Guidelines for prospective authors:

The abstract (in English, 300-500 words, excluding references,) must include 1. A title. 2. The author(s)’s name(s) and affiliation(s). 3. Specific information about the theoretical background, research questions, data, methodology and (preliminary) results. 4. A reference list. The abstract should make clear how the paper intends to contribute to the topic of Linguistic taboo from Cognitive Linguistics.

Please send the abstracts to the editor, Andrea Pizarro Pedraza (andrea.pizarro[AT]uclouvain.be) for evaluation, before 15 January, 2016. Evaluation will be carried out on the basis of the quality of the paper and its contribution to the topic, but also in terms of the coherence of the volume.

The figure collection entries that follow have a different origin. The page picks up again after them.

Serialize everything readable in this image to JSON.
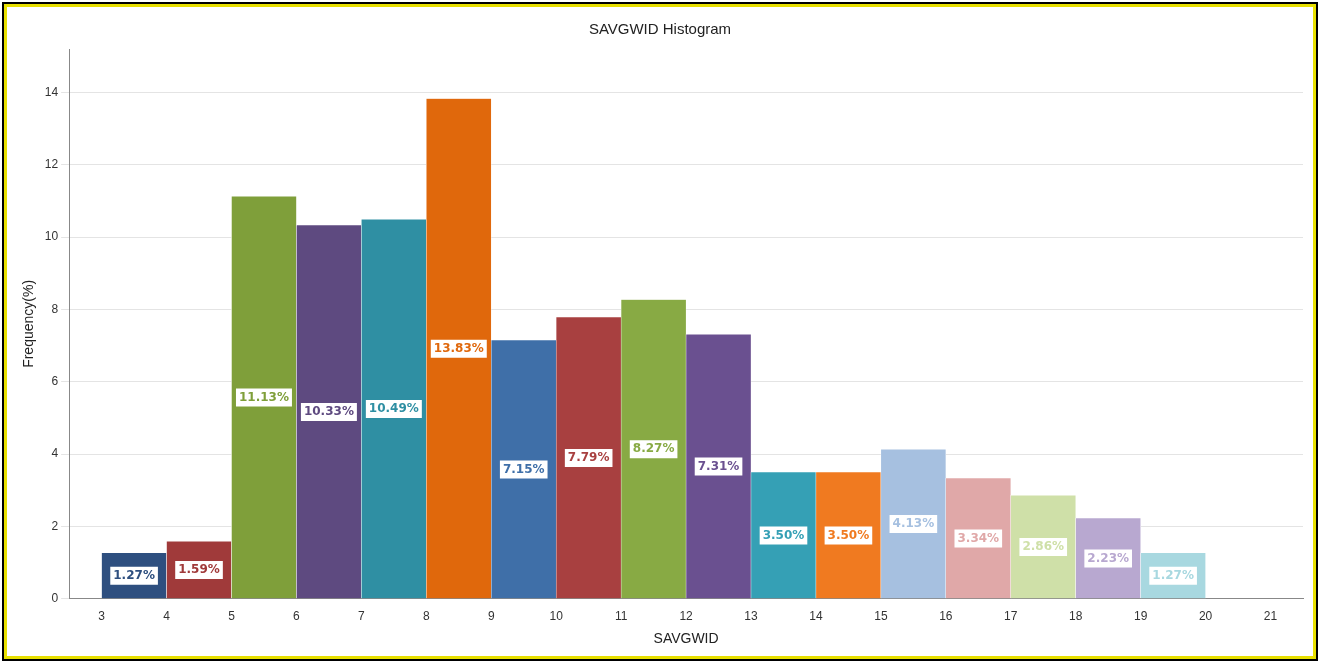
{
  "chart_data": {
    "type": "histogram",
    "title": "SAVGWID Histogram",
    "xlabel": "SAVGWID",
    "ylabel": "Frequency(%)",
    "bins": [
      3,
      4,
      5,
      6,
      7,
      8,
      9,
      10,
      11,
      12,
      13,
      14,
      15,
      16,
      17,
      18,
      19,
      20,
      21
    ],
    "values": [
      1.27,
      1.59,
      11.13,
      10.33,
      10.49,
      13.83,
      7.15,
      7.79,
      8.27,
      7.31,
      3.5,
      3.5,
      4.13,
      3.34,
      2.86,
      2.23,
      1.27,
      0
    ],
    "value_labels": [
      "1.27%",
      "1.59%",
      "11.13%",
      "10.33%",
      "10.49%",
      "13.83%",
      "7.15%",
      "7.79%",
      "8.27%",
      "7.31%",
      "3.50%",
      "3.50%",
      "4.13%",
      "3.34%",
      "2.86%",
      "2.23%",
      "1.27%",
      null
    ],
    "colors": [
      "#2e4f7f",
      "#a03a3a",
      "#7f9f3a",
      "#5e4a80",
      "#2f8fa3",
      "#e0680c",
      "#3f6fa8",
      "#a84040",
      "#88aa44",
      "#6a5090",
      "#35a0b5",
      "#f07a20",
      "#a6c0e0",
      "#e0a8a8",
      "#cfe0a8",
      "#b8a8d0",
      "#a8d8e0",
      "#f0a060"
    ],
    "xlim": [
      2.5,
      21.5
    ],
    "xticks": [
      3,
      4,
      5,
      6,
      7,
      8,
      9,
      10,
      11,
      12,
      13,
      14,
      15,
      16,
      17,
      18,
      19,
      20,
      21
    ],
    "ylim": [
      0,
      15.2
    ],
    "yticks": [
      0,
      2,
      4,
      6,
      8,
      10,
      12,
      14
    ],
    "grid": "y",
    "legend": false
  }
}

The authors will be notified about the acceptance of their abstracts by 30th January 2016. Full chapters (in English, max. 10 000 words, including references) will be handed in by 1st September 2016. (Final details will be given along with the acceptance notification). Authors may be asked to review one or more chapters.

The deadline for abstracts submission is January 15, 2016.

The chapters are expected on September 1, 2016. (TBC)

Contact:
Andrea Pizarro Pedraza
Post-doc researcher (Move-In fellowship) 
Institut Langage et Communication, Centre de recherche Valibel - Discours et variation 
Faculté de Philosophie, Arts et Lettres
Place Blaise Pascal, 1 bte L3.03.33
B-1348 Louvain-la-Neuve
andrea.pizarro at uclouvain.be
https://trismegistos.academia.edu/AndreaPizarroPedraza

Selected references:
Allan, K., and Burridge, K. 2006. Forbidden words. New York: Cambridge University Press.
Casas Gómez, M. 2009b. “Towards a New Approach to the Linguistic Definition of Euphemism.” Language Sciences, 6(31), 725-739.
Chamizo Domínguez, P. J. 2009. “Linguistic interdiction: Its status quaestionis and possible future research lines.” Language Sciences, 31(4), 428-446.
Crespo Fernández, E. 2008. “Sex-related Euphemism and Dysphemism: An analysis in Terms of Conceptual Metaphor.” Atlantis: Revista de la Asociación Española de Estudios Anglo-Norteamericanos, 2 (30), 95-110.
Jay, T. 2000. Why we curse. Philadelfia/Amsterdam: John Benjamins Publishing Company.
Pizarro Pedraza, A. (2015). Who said “abortion”? Semantic variation and ideology in Spanish newspapers’ online discussions. Australian Journal of Linguistics, 35(1), 53–75.